Super Nintendo: Desde la era de los 16-bits Nintendo era muy asiduo a presionar a los desarrolladores externos para que realizaran juegos exclusivos para el SNES. Konami, Capcom y Squaresoft fueron partícipes de dichas alianzas comerciales, por lo que títulos como Metal Warriors, Megaman X y Chrono Trigger no llegaron a consolas rivales.

PlayStation: La ruptura entre Sony y la gran N en torno al fallido Nintendo Play Station (SNES-CD), fue un parteaguas en la industria y no solamente permitió el nacimiento de un nuevo participante de mercado, sino que las compañías aliadas de Nintendo en las generaciones de 8 y 16 bits migraron a la consola que reproducía discos compactos. Por mencionar un ejemplo, Squaresoft sorprendió al mundo con la exclusiva de Final Fantasy VII en el año de 1997.

PlayStation 2: El impacto comercial y mediático de Sony a partir del PlayStation original influyó para que Electronic Arts no creara juegos para Sega Dreamcast y acelerara su extinción. De igual modo, PS2 se caracterizó por entablar contratos de marketing y comercialización con Rockstar Games para que Grand Theft Auto III, Grand Theft Auto: Vice City y Grand Theft Auto: San Andreas tuvieran una exclusividad temporal.

Xbox 360: La consola más exitosa de Microsoft que gozó de un año sin competencia de PlayStation 3, le permitió tener un amplio poder de negociación con diversos desarrolladores para que ésta fuera la máquina de referencia, además de que se materializó el acuerdo con Activision para que hubiera consolas temáticas de Call of Duty, además de que los contenidos descargables tendrían exclusividad temporal.

PlayStation 4: El flojo arranque en el mercado de Xbox One derivado de las polémicas decisiones impulsadas por Don Mattrick, permitió que PS4 rápidamente se posicionara como la plataforma de referencia en la pasada generación. Esta situación propició que el convenio marketing, las fases de prueba y los contenidos descargable anticipados de Call of Duty y Destiny migraran hacia el sistema de Sony. Por otro lado, 23 años más tarde, la alianza comercial con Square-Enix volvía a dar sus frutos con el lanzamiento exclusivo por un tiempo determinado, de Final Fantasy VII Remake.

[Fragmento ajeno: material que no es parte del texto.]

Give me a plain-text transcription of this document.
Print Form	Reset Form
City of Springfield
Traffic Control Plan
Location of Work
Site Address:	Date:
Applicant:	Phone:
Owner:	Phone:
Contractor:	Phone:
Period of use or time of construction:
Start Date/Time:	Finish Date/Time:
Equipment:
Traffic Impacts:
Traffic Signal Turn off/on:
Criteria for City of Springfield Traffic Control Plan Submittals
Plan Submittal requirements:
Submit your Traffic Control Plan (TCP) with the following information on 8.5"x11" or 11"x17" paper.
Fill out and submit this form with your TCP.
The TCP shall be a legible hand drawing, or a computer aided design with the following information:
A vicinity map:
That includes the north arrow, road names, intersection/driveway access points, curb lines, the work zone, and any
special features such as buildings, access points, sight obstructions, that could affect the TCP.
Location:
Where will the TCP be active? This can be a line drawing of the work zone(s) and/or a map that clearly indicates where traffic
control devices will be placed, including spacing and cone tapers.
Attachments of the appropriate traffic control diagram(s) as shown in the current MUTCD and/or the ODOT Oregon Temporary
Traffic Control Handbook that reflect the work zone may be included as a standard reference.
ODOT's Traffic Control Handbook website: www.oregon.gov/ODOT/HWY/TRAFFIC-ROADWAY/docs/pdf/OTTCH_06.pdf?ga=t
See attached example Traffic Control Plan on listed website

Las exclusivas temporales y los acuerdos de marketing han sido una constante en la industria de los videojuegos y es de esperarse que con el paso del tiempo se intensifiquen ya que cada compañía buscará ofrecer el mejor valor posible a su base instalada de consumidores, sin dejar a un lado los esfuerzos para diferenciarse de sus competidores.